Garion echó un vistazo hacia el lado de la arena donde varios miembros de Solmira se llevaban a Sindral.

Los ojos de Sindral estaban cerrados, su cuerpo inerte, pero su respiración era estable.

—… ¿Está bien? —preguntó Garion.

Sorien siguió su mirada y sonrió levemente. —No te preocupes. Ya lo he revisado.

Juntó las manos a la espalda. —Está herido, pero no es nada grave.

Garion soltó un suspiro silencioso. —Me alegro.

Volvió a mirar hacia la arena y luego negó ligeramente con la cabeza.

—Ese último intercambio fue peligroso —dijo Garion—. Por suerte, Dahlia se contuvo.

Sorien se detuvo.

—… ¿Que se contuvo? —preguntó, claramente sorprendido.

Garion asintió. —Por supuesto.

Echó un vistazo hacia donde Dahlia estaba con los demás.

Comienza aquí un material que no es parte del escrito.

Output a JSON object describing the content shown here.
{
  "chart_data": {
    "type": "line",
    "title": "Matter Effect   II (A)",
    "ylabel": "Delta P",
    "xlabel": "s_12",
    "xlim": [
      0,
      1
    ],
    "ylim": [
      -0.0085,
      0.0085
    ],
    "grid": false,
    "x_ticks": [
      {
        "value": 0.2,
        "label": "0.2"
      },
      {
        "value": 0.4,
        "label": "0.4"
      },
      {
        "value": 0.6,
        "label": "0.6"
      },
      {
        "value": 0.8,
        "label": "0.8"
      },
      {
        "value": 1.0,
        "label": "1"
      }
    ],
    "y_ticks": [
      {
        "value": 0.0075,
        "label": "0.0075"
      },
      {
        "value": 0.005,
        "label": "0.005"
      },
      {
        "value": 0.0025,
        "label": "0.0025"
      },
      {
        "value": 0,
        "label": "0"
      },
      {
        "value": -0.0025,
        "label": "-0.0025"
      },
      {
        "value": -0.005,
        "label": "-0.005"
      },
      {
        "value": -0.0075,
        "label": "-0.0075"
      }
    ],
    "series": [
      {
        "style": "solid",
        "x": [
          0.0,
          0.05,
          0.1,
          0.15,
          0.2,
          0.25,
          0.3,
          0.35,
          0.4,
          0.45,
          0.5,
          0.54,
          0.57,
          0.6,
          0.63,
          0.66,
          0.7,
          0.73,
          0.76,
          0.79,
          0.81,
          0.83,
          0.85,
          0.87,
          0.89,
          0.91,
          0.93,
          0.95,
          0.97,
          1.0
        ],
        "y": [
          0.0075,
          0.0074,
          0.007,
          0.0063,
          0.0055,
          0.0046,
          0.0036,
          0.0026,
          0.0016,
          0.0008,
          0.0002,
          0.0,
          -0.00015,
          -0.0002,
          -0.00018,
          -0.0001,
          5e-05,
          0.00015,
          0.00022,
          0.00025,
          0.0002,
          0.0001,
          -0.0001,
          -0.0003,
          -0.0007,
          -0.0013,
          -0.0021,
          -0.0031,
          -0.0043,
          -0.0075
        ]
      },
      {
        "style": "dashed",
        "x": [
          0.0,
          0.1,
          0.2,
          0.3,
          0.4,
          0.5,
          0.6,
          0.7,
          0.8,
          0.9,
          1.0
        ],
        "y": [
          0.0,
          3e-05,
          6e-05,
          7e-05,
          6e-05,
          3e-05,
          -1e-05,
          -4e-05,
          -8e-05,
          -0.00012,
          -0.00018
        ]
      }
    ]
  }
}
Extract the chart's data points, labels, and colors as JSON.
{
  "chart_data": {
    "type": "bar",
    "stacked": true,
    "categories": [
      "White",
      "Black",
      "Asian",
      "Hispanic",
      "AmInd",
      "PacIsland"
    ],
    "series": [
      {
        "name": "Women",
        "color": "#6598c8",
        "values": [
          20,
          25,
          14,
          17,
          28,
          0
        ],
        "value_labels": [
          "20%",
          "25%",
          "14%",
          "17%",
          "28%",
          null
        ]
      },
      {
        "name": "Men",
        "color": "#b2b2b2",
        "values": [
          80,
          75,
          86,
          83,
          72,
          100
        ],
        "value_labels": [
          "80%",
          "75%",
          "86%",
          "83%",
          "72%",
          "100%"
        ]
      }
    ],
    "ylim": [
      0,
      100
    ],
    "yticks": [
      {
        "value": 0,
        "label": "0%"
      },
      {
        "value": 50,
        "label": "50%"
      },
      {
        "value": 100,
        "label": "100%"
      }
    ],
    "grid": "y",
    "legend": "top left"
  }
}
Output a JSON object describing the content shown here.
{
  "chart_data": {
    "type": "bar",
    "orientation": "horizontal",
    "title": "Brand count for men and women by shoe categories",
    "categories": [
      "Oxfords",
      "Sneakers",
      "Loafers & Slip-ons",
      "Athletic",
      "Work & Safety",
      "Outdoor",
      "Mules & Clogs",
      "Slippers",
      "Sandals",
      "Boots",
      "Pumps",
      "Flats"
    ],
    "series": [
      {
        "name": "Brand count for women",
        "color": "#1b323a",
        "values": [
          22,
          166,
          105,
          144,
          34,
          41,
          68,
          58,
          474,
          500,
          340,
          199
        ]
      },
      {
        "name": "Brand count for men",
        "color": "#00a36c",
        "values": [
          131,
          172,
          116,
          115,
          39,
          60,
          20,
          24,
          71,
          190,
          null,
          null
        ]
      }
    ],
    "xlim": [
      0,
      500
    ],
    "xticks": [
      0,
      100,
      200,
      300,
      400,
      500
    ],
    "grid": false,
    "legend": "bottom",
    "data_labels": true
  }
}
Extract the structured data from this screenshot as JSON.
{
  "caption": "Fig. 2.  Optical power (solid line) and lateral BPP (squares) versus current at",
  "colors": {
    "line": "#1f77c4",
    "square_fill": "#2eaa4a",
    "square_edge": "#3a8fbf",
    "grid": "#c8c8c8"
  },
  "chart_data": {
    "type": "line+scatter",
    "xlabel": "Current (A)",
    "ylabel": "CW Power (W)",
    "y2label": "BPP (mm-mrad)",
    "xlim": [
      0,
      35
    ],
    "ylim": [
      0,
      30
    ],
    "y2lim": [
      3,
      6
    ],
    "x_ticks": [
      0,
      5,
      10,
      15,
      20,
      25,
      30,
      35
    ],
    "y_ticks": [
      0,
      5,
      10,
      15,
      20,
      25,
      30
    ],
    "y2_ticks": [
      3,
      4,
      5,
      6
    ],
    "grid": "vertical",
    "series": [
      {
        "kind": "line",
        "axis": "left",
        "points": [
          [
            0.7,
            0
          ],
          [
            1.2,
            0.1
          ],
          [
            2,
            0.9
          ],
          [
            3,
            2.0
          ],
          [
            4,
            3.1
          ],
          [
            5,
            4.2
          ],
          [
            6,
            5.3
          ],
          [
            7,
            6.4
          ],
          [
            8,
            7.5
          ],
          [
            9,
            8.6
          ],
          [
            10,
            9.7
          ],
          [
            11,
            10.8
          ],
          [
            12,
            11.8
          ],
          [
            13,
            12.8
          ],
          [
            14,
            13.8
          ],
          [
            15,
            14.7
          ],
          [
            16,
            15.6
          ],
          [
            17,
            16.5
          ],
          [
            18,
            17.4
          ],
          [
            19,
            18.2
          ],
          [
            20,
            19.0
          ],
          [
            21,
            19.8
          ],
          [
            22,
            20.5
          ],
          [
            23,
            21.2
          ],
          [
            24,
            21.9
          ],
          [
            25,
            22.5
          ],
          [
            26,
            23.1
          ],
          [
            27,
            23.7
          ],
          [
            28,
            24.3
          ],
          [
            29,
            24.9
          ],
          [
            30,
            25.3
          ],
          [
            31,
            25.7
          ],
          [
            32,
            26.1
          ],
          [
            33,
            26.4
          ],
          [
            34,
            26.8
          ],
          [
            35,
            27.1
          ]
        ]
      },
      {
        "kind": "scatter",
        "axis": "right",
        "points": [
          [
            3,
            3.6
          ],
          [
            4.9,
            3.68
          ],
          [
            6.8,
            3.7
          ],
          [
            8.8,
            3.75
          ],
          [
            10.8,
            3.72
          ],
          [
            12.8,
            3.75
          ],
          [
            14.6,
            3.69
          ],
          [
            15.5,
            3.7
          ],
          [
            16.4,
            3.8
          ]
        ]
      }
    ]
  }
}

—No usó todo su poder del dragón. Y no liberó todo lo que tenía.

Los ojos de Sorien se entrecerraron ligeramente. —Ya veo…

Exhaló. —Con razón. Sentí algo extraño durante la pelea. Como si hubiera más presión que nunca liberó.

Garion sonrió. —Es normal.

Luego añadió: —Aun así, Sindral lo hizo bien. Consiguió presionarla lo suficiente como para enfadarla tanto.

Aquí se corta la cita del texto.